Fordham’s Rabinowitz Shines in First Start of the Season


Published: April 9, 2009

For six innings on March 28, UMass’s Mitchell Clegg and Fordham’s Jake Rabinowitz, FCRH ’09, traded jabs—fist pumps while walking off the mound, curses screamed into their mitts, heads hung low after a walk—and the hurlers seemed to be locked in an unacknowledged duel. For a while, Clegg seemed to have the upper hand, no-hitting the Rams through six. But Rabinowitz more than held his own, quietly stitching together his best outing in a Rams jersey. When the dust cleared, the zeroes Clegg strung together on the scoreboard fell short of Rabinowitz’s durability, and Fordham’s speed and execution paid off in a 2-1 small ball victory to take a 2-0 lead in what would turn into a 3-0 sweep of the weekend series.

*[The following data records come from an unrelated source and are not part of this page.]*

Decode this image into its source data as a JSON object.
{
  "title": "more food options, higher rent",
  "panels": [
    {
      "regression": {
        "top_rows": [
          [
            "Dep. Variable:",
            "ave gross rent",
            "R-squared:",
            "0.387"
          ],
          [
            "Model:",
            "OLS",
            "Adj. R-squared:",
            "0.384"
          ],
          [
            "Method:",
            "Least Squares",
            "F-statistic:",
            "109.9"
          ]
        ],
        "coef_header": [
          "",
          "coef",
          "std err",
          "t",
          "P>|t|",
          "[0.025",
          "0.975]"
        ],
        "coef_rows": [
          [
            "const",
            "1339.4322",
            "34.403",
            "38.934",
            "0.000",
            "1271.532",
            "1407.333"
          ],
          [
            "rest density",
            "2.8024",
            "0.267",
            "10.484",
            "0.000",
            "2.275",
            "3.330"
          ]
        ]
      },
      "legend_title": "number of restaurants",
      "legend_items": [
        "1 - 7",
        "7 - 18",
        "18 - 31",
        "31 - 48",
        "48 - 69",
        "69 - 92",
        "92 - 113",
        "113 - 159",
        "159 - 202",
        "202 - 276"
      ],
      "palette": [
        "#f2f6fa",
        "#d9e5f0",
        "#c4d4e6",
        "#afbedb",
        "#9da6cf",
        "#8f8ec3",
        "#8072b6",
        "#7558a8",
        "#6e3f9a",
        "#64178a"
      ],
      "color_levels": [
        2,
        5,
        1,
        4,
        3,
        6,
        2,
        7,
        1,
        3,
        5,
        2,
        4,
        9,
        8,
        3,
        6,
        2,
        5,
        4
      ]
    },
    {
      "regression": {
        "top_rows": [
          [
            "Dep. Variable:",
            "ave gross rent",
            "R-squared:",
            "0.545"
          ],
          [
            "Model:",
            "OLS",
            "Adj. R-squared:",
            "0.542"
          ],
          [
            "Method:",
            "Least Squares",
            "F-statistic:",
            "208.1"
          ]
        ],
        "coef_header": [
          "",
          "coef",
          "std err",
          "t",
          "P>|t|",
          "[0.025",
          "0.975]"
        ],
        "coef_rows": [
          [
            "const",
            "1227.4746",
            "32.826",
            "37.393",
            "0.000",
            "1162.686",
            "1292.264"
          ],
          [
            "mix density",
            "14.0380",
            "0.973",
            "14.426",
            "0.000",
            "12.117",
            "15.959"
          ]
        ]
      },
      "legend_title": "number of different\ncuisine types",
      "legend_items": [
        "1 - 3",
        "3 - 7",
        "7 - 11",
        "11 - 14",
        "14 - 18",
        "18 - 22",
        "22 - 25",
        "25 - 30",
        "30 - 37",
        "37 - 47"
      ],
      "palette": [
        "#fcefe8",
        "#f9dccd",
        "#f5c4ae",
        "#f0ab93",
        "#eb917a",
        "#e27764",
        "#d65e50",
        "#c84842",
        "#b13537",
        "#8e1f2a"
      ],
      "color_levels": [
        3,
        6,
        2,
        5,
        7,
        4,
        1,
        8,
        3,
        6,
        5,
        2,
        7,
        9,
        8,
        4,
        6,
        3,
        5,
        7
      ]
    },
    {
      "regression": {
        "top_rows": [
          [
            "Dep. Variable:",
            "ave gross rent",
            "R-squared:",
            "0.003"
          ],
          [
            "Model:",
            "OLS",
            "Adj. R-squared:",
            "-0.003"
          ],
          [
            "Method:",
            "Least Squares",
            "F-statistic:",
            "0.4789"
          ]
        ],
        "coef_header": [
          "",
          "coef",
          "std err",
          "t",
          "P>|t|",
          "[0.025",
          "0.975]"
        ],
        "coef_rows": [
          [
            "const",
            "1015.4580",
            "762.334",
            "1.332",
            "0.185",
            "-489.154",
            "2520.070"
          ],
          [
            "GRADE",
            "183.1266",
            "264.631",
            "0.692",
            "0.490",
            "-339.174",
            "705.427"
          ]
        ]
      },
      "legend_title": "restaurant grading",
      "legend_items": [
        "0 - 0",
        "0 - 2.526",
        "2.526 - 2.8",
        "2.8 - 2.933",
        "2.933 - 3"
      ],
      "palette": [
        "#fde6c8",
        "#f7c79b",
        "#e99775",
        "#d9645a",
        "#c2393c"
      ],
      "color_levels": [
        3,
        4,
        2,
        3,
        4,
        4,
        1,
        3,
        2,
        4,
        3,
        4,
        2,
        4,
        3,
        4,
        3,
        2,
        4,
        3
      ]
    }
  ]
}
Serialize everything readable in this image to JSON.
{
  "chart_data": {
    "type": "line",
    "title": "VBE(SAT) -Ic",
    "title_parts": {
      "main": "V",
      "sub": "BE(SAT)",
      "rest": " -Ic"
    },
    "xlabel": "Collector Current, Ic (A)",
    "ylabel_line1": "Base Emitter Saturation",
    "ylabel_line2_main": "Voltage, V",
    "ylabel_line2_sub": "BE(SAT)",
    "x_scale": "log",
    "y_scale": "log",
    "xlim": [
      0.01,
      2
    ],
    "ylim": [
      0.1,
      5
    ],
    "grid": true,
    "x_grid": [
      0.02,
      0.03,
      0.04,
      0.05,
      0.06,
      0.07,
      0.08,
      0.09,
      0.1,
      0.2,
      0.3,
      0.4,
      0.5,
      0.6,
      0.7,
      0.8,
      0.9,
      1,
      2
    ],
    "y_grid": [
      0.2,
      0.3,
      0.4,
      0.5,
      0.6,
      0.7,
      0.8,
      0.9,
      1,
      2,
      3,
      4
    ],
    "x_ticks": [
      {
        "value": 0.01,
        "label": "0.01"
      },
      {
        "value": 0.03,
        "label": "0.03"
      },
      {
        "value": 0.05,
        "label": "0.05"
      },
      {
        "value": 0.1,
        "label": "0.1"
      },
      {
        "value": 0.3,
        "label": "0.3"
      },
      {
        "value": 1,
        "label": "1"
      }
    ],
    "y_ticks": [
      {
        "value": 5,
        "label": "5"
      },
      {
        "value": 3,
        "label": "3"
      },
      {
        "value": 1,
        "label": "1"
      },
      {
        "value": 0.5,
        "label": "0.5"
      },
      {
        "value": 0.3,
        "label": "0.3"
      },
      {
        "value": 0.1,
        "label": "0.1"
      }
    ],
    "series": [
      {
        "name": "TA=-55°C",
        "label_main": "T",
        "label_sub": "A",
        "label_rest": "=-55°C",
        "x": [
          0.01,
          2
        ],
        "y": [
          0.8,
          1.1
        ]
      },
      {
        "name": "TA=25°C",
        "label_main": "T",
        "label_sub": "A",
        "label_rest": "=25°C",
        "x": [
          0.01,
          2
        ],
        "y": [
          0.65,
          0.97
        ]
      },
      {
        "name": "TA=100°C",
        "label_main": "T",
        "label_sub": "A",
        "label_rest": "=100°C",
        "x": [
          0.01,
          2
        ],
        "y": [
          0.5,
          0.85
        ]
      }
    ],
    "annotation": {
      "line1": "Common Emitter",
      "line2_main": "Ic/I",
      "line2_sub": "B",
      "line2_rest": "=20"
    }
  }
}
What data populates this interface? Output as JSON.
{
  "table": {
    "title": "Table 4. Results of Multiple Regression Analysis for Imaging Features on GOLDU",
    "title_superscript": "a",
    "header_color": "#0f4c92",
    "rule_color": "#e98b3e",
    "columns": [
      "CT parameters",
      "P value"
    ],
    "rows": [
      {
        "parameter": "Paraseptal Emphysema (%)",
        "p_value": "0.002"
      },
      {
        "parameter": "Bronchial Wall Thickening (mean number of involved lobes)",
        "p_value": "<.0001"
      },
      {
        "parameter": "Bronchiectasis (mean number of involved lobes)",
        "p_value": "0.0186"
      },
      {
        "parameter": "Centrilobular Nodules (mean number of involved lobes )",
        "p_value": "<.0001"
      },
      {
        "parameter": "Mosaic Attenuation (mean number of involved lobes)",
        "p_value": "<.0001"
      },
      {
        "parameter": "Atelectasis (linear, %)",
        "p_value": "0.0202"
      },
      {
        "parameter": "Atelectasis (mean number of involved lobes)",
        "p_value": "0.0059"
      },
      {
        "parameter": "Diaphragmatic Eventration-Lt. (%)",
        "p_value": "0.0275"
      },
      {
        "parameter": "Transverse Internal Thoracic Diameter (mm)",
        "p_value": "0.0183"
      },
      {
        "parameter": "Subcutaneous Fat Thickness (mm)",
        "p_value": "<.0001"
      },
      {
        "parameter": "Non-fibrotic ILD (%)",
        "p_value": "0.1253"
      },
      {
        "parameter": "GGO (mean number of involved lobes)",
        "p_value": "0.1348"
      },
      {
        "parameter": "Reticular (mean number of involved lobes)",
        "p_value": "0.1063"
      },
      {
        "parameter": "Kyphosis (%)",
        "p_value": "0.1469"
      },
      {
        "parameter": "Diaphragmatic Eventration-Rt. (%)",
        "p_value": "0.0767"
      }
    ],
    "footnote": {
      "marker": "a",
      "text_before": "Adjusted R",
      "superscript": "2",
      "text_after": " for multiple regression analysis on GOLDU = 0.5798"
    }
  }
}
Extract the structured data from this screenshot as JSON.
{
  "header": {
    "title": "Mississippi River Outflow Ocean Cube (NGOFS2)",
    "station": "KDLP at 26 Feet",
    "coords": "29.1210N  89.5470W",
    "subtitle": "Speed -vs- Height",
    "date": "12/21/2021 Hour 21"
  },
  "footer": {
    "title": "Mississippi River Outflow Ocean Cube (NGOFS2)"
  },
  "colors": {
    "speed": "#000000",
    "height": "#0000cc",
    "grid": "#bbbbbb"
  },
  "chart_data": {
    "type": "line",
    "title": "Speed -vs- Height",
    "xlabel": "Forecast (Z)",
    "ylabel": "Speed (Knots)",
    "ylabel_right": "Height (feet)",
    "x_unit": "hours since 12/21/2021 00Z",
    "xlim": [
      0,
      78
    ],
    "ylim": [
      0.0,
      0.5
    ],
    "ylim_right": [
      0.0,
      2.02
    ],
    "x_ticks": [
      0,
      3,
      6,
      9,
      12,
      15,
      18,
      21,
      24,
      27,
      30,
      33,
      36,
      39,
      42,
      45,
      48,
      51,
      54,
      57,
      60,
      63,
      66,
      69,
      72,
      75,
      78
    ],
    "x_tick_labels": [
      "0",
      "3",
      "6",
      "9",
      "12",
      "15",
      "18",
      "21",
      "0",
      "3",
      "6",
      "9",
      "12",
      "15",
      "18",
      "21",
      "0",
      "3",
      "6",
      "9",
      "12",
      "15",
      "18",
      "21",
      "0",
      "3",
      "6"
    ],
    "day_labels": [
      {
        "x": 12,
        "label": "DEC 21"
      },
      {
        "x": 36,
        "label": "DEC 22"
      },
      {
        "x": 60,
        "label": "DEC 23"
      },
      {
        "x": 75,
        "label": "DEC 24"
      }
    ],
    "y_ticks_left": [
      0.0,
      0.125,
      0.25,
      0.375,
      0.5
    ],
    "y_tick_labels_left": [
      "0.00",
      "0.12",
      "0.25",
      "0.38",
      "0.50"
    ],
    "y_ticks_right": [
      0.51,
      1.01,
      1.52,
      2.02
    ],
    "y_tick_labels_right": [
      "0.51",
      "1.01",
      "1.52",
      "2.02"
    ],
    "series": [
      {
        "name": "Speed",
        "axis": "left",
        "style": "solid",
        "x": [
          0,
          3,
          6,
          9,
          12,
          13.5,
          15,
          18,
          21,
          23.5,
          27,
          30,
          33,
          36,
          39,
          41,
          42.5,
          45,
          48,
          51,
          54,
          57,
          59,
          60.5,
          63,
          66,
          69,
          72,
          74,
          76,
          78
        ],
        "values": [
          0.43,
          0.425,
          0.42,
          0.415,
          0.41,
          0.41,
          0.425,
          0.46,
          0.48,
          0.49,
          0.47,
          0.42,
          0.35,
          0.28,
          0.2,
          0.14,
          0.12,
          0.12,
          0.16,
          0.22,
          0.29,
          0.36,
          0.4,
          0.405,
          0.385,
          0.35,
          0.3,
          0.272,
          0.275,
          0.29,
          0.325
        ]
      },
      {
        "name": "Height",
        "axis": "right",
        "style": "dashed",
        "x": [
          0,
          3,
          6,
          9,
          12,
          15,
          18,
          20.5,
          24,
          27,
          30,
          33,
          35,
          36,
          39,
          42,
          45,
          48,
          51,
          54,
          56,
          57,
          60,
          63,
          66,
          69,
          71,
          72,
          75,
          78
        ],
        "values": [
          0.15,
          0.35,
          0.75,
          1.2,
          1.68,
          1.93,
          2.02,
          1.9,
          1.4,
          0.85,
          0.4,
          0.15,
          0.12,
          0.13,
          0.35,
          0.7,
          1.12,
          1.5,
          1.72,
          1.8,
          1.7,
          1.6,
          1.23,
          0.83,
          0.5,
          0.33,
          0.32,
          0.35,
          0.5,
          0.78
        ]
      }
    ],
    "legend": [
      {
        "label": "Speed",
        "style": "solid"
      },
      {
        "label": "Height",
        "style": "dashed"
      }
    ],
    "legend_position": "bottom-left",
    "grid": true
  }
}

“When the other guy’s pitching like that, it makes it more fun,” said Rabinowitz, who allowed one run and five hits and struck out seven over eight plus innings of work. “Without talking to him, you know it’s a contest—shut the other team down, and keep the guys on the other team silent. It’s great to get a win like this.”

Rabinowitz’s only blemish on the afternoon came in the second, when UMass’s Mike Donato and Jim Macdonald tagged him for consecutive doubles, the first finding the gap in right-center, the second scorched down the third base line. The back-to-back hits resulted in the Minutemen’s only runs of the contest.

Fordham didn’t even need to record a hit to tie the game, playing small ball in the sixth. Second baseman Danny Leach worked a leadoff walk and was advanced to second on a sacrifice bunt by centerfielder Mike Mobbs. Leach promptly stole third, and first baseman Ryan McCrann did the rest of the work, grounding a pitch to the UMass first baseman for an RBI fielder’s choice.

The tying run was a breakthrough for the Rams offense, which had been stymied by the lanky UMass lefty for much of the afternoon.

“He was just a tricky pitcher that utilized the outside corners both high and low all game,” said right fielder Alex Kenny. “His stuff wasn’t overpowering, and our hitters put many balls in play hard but had a hard time getting anything through. But that’s baseball, and sometimes you need to tip your cap to the pitcher on throwing good pitches.”

Kenny might have tipped his cap to Clegg after grounding out and popping out to the infield in his first two at bats, but in the seventh, he tagged UMass reliever Bryan Leigh for what would be the game-winning run on a sacrifice fly to centerfield.

Leftfielder Shane Fox started the inning by recording Fordham’s first hit of the game on a hard grounder deep in the hole that UMass shortstop Matt Gedman could only knock down. The no-hitter gone, Clegg promptly got the hook, though Leigh faired no better, immediately giving up a single to third baseman Ryan Maghini. John Kahn, pinch-running for Fox, advanced to second on the single, then moved within 90 feet of scoring on a bunt by shortstop Brian Kownacki. Kenny, the next hitter, drove him in.

While Fordham’s offense may not have been overpowering, it was effective.

“[Fordham manager Nick] Restaino is not against small ball,” Kenny said. “[And] when we’re hitting well he lets us swing away, but obviously we were pressed to get runs late in the game and needed to use small ball here.”

The small ball option was really the result of Rabinowitz’s pitching, as he quietly kept pace with Clegg’s budding no-hitter.

“Jake threw an amazing game, and we couldn’t have asked for anything more from him,” Kenny said. “As a hitter, it pushes you to not let his game be put to waste. So as we struggled at the plate, Jake kept us in the game and made us not press too much.”

Rabinowitz battled the UMass hitters all game long, just as the 6’4” senior has battled his way into the starting rotation this season.

The righty admits that erratic control forced him to the bullpen at the start of the year, though his 38 strikeouts in 43.2 innings in 2008 revealed his potential. After eight appearances out of the bullpen in ’09, Rabinowitz garnered an underwhelming 12.38 ERA. To say that his first start in the game against UMass went significantly better is an understatement.

“I feel great,” Rabinowitz said after the game. “I’ve worked hard every inning of every game to get here.”

With every third out sending Rabinowitz fist-pumping and hollering back to the dugout, the pitcher’s desire to keep fighting was evident when Restaino ended his afternoon after walking the leadoff hitter in the ninth. Jordan Gangard was called in and quickly retired the side.

“I would’ve liked to have gone all the way, but it’s nice to have a back-up like him,” Rabinowitz said. “He’s done a great job closing the door all season.”

After the performance he turned in against UMass, its likely Rabinowitz will get another crack at going the distance.